Por Mariana Camba/ Correio Popular

O comerciante André Neto, proprietário do restaurante Notting Hill Burguer:

Diogo Zacarias/ Correio Popular

O comerciante André Neto, proprietário do restaurante Notting Hill Burguer: "Nosso objetivo é tirar o canudo e outras embalagens plásticas”

A Prefeitura de Campinas publicou na última sexta-feira, o decreto que regulamenta a lei sobre o uso de canudos biodegradáveis ou recicláveis em restaurantes, bares, lanchonetes e ambulantes no município. O decreto entrará em vigor em 90 dias a contar do último dia 16, segundo a Administração. A determinação exige a troca dos canudos de plásticos pelos biodegradáveis, e será fiscalizada pelo Departamento de Proteção ao Consumidor (Procon). O estabelecimento ou vendedor que não atender à exigência nos próximos três meses, poderá ser multado em 500 Unidades Fiscais de Campinas (Ufic), o equivalente a R$ 1.894,30.

A lei do uso dos canudos foi publicada em 2019, e agora ganhou as diretrizes para a sua aplicação, por meio do decreto.
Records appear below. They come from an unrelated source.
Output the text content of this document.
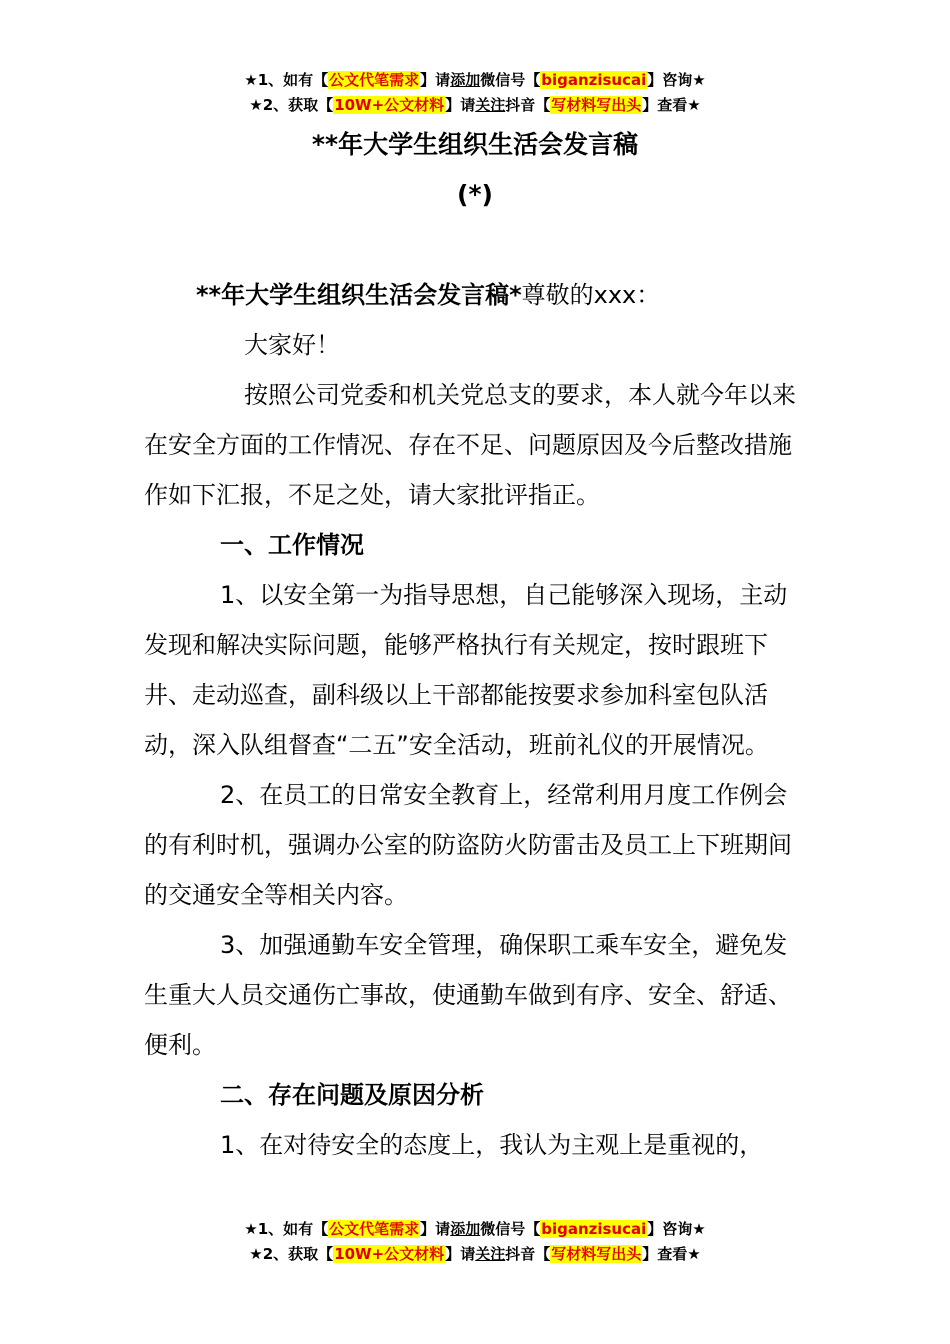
★1、如有【公文代笔需求】请添加微信号【biganzisucai】咨询★
★2、获取【10W+公文材料】请关注抖音【写材料写出头】查看★
**年大学生组织生活会发言稿
(*)

**年大学生组织生活会发言稿*尊敬的xxx：

大家好！

按照公司党委和机关党总支的要求，本人就今年以来在安全方面的工作情况、存在不足、问题原因及今后整改措施作如下汇报，不足之处，请大家批评指正。

一、工作情况

1、以安全第一为指导思想，自己能够深入现场，主动发现和解决实际问题，能够严格执行有关规定，按时跟班下井、走动巡查，副科级以上干部都能按要求参加科室包队活动，深入队组督查“二五”安全活动，班前礼仪的开展情况。

2、在员工的日常安全教育上，经常利用月度工作例会的有利时机，强调办公室的防盗防火防雷击及员工上下班期间的交通安全等相关内容。

3、加强通勤车安全管理，确保职工乘车安全，避免发生重大人员交通伤亡事故，使通勤车做到有序、安全、舒适、便利。

二、存在问题及原因分析

1、在对待安全的态度上，我认为主观上是重视的，

★1、如有【公文代笔需求】请添加微信号【biganzisucai】咨询★
★2、获取【10W+公文材料】请关注抖音【写材料写出头】查看★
Segundo a Prefeitura, a medida tem como base o cuidado com o meio ambiente, que assegura a adoção de ações intervencionistas em prol da natureza. "Os canudos de plástico são um grande obstáculo ecológico, e causam diversos impactos ambientais negativos", declarou a Administração.

Segundo o assessor do Procon, Francisco Togni, a determinação se aplica ao não uso do plástico nos canudos e em suas embalagens. "O prazo dos 90 dias foi dado para que as pessoas possam fazer a transição, apesar de a lei existir há dois anos. Pois agora, houve a elaboração de como a determinação será averiguada", afirmou Togni. Se o consumidor se deparar com alguma irregularidade, ele deve informar o Procon e fazer uma denúncia, acrescentou.
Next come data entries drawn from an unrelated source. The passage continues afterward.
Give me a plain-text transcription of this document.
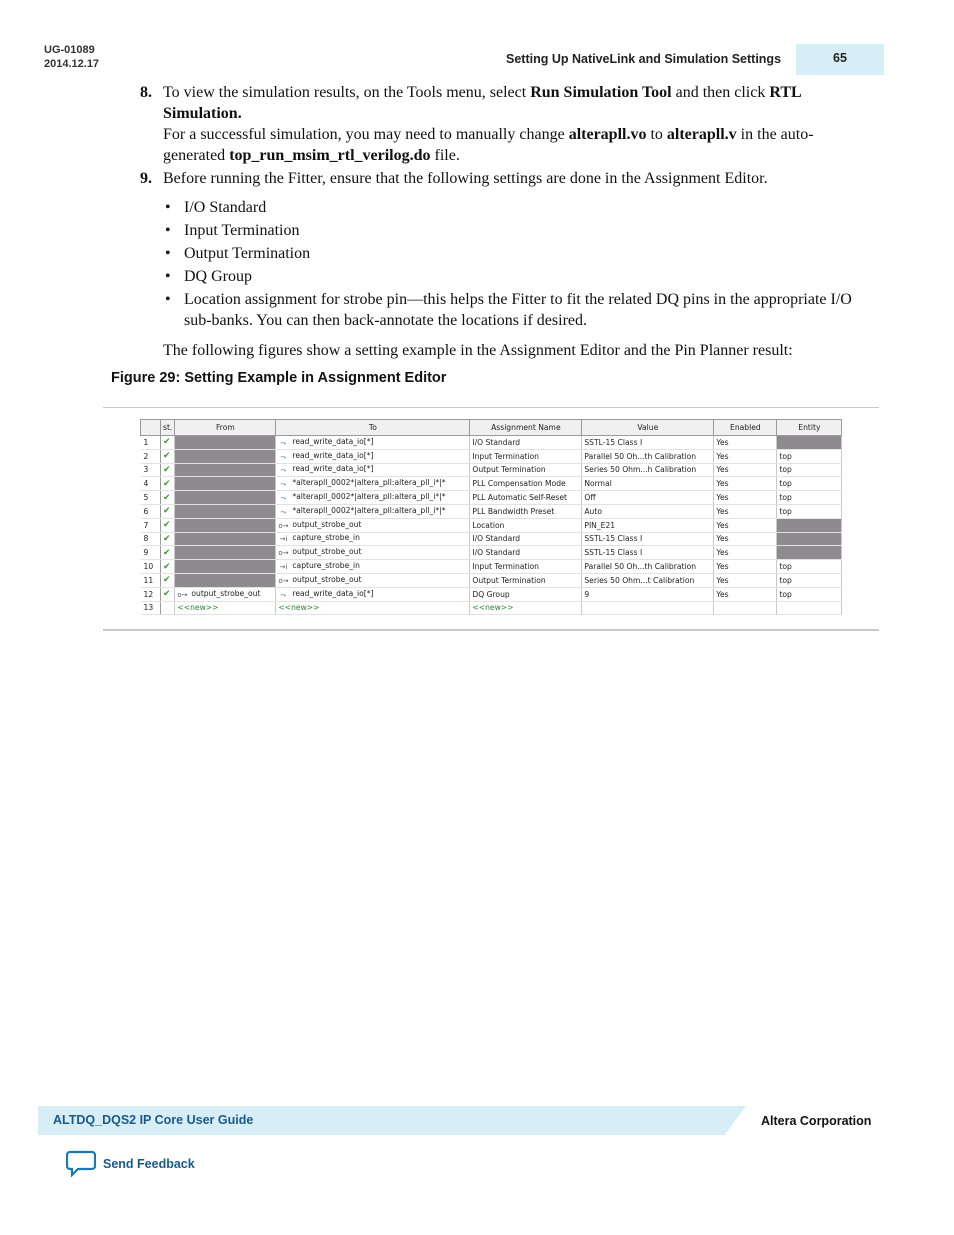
UG-01089
2014.12.17	Setting Up NativeLink and Simulation Settings	65
8. To view the simulation results, on the Tools menu, select Run Simulation Tool and then click RTL Simulation.

For a successful simulation, you may need to manually change alterapll.vo to alterapll.v in the auto-generated top_run_msim_rtl_verilog.do file.

9. Before running the Fitter, ensure that the following settings are done in the Assignment Editor.

• I/O Standard
• Input Termination
• Output Termination
• DQ Group
• Location assignment for strobe pin—this helps the Fitter to fit the related DQ pins in the appropriate I/O sub-banks. You can then back-annotate the locations if desired.

The following figures show a setting example in the Assignment Editor and the Pin Planner result:

Figure 29: Setting Example in Assignment Editor
	st.	From	To	Assignment Name	Value	Enabled	Entity
1	✔		⤳ read_write_data_io[*]	I/O Standard	SSTL-15 Class I	Yes	
2	✔		⤳ read_write_data_io[*]	Input Termination	Parallel 50 Oh...th Calibration	Yes	top
3	✔		⤳ read_write_data_io[*]	Output Termination	Series 50 Ohm...h Calibration	Yes	top
4	✔		⤳ *alterapll_0002*|altera_pll:altera_pll_i*|*	PLL Compensation Mode	Normal	Yes	top
5	✔		⤳ *alterapll_0002*|altera_pll:altera_pll_i*|*	PLL Automatic Self-Reset	Off	Yes	top
6	✔		⤳ *alterapll_0002*|altera_pll:altera_pll_i*|*	PLL Bandwidth Preset	Auto	Yes	top
7	✔		o→ output_strobe_out	Location	PIN_E21	Yes	
8	✔		→i capture_strobe_in	I/O Standard	SSTL-15 Class I	Yes	
9	✔		o→ output_strobe_out	I/O Standard	SSTL-15 Class I	Yes	
10	✔		→i capture_strobe_in	Input Termination	Parallel 50 Oh...th Calibration	Yes	top
11	✔		o→ output_strobe_out	Output Termination	Series 50 Ohm...t Calibration	Yes	top
12	✔	o→ output_strobe_out	⤳ read_write_data_io[*]	DQ Group	9	Yes	top
13		<<new>>	<<new>>	<<new>>			
ALTDQ_DQS2 IP Core User Guide	Altera Corporation
Send Feedback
O assessor afirma que as fiscalizações de rotina serão feitas para checar o cumprimento da lei, sem aviso prévio. Mas as denúncias também são essenciais como forma de ampliar inspeção da legislação. "Se o fiscal detectar que o estabelecimento descumpriu a medida, ele vai autuar o comércio. Na primeira vez que isso ocorrer, a pessoa responsável pelo local será advertida por escrito e deverá se adequar aos canudos e embalagens biodegradáveis em até 30 dias", explicou Togni. Caso isso não ocorra dentro do prazo estipulado pelo órgão fiscalizador, a multa poderá ser aplicada, acrescentou o assessor.
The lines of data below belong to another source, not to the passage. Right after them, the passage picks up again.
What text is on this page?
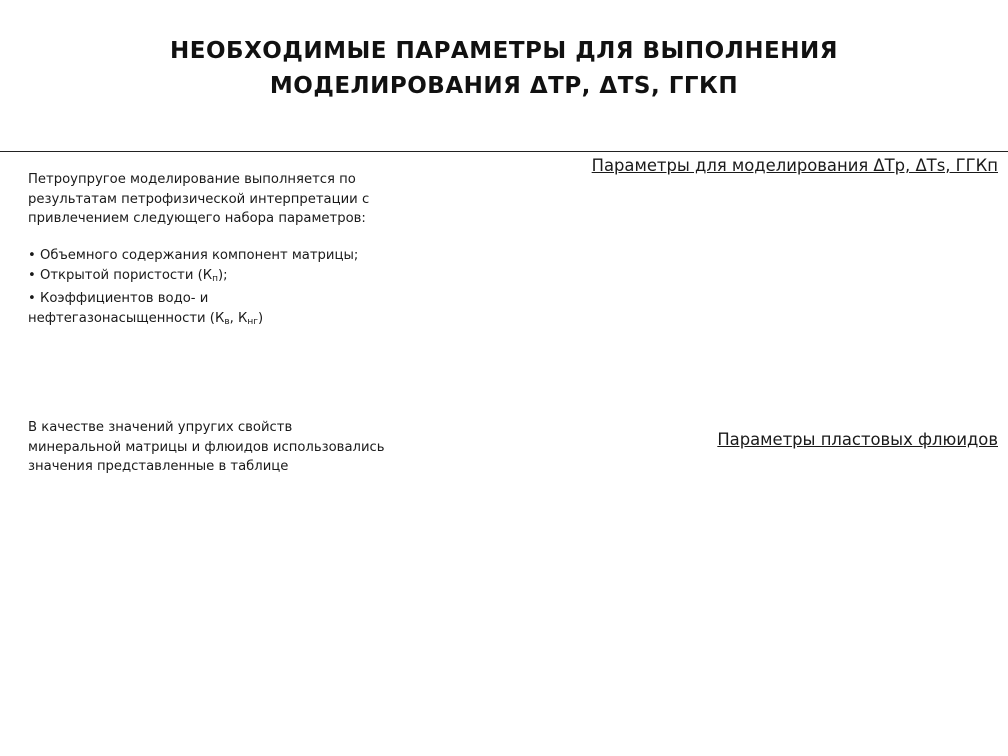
НЕОБХОДИМЫЕ ПАРАМЕТРЫ ДЛЯ ВЫПОЛНЕНИЯ
МОДЕЛИРОВАНИЯ ΔТР, ΔТS, ГГКП
Петроупругое моделирование выполняется по
результатам петрофизической интерпретации с
привлечением следующего набора параметров:
• Объемного содержания компонент матрицы;
• Открытой пористости $(К_п)$;
• Коэффициентов водо- и
нефтегазонасыщенности ($К_в$, $К_{нг}$)
В качестве значений упругих свойств
минеральной матрицы и флюидов использовались
значения представленные в таблице
Параметры для моделирования ΔТр, ΔТs, ГГКп
Параметры пластовых флюидов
As fiscalizações não serão focadas apenas no cumprimento da medida, de acordo com o Procon. O fiscal vai continuar checando uma lista de itens, como o não uso de produtos vencidos. O canudo biodegradável será mais uma adequação a ser conferida nos restaurantes, bares e lanchonetes, acrescentou o assessor. "Por isso a fiscalização não entra como algo a mais na rotina dos fiscais. Elas podem ocorrer toda semana ou todo o mês. É importante lembrar o consumidor, que caso ele se depare com alguma irregularidade, é importante tirar fotos, ter o máximo de provas possível", informou. Se mesmo depois da aplicação da multa, a determinação não for atendida pelo proprietário, o caso será avaliado pelo órgão fiscalizador, acrescentou Togni.

O representante do Procon reiterou que a legislação é importante para conscientizar e educar os proprietários de estabelecimentos comerciais, e também os consumidores. "Cada um tem que fazer a sua parte para cuidar e proteger o meio ambiente. A defesa do consumidor está atrelada à defesa do meio ambiente, por serem direitos que tutelam a coletividade das pessoas. Ambos demandam esforços da sociedade para a manutenção do consumo consciente", complementou o assessor.

O proprietário do restaurante Notting Hill Burguer, André Neto, aderiu à exigência antes da publicação do decreto, ainda no ano passado. Ele afirmou que quando soube da lei decidiu aderir à mudança para os canudos biodegradáveis, como forma de contribuir com a proteção do meio ambiente. "Nosso objetivo é tirar o canudo e outras embalagens plásticas de circulação. Também trocamos os copos plásticos pelo os de vidro", afirmou Neto.

De acordo com o proprietário, o canudo ainda se faz necessário em casos específicos, como para o consumo das crianças. "O canudo biodegradável não suporta muito a umidade, por isso acaba não sendo muito eficaz, mas ele atende a necessidade do consumidor", ressaltou Neto. A mudança também acarreta na economia para o restaurante. "Apesar de o canudo biodegradável ser mais caro, ele tem menos demanda, por isso a mudança nos trouxe menos gastos", acrescentou.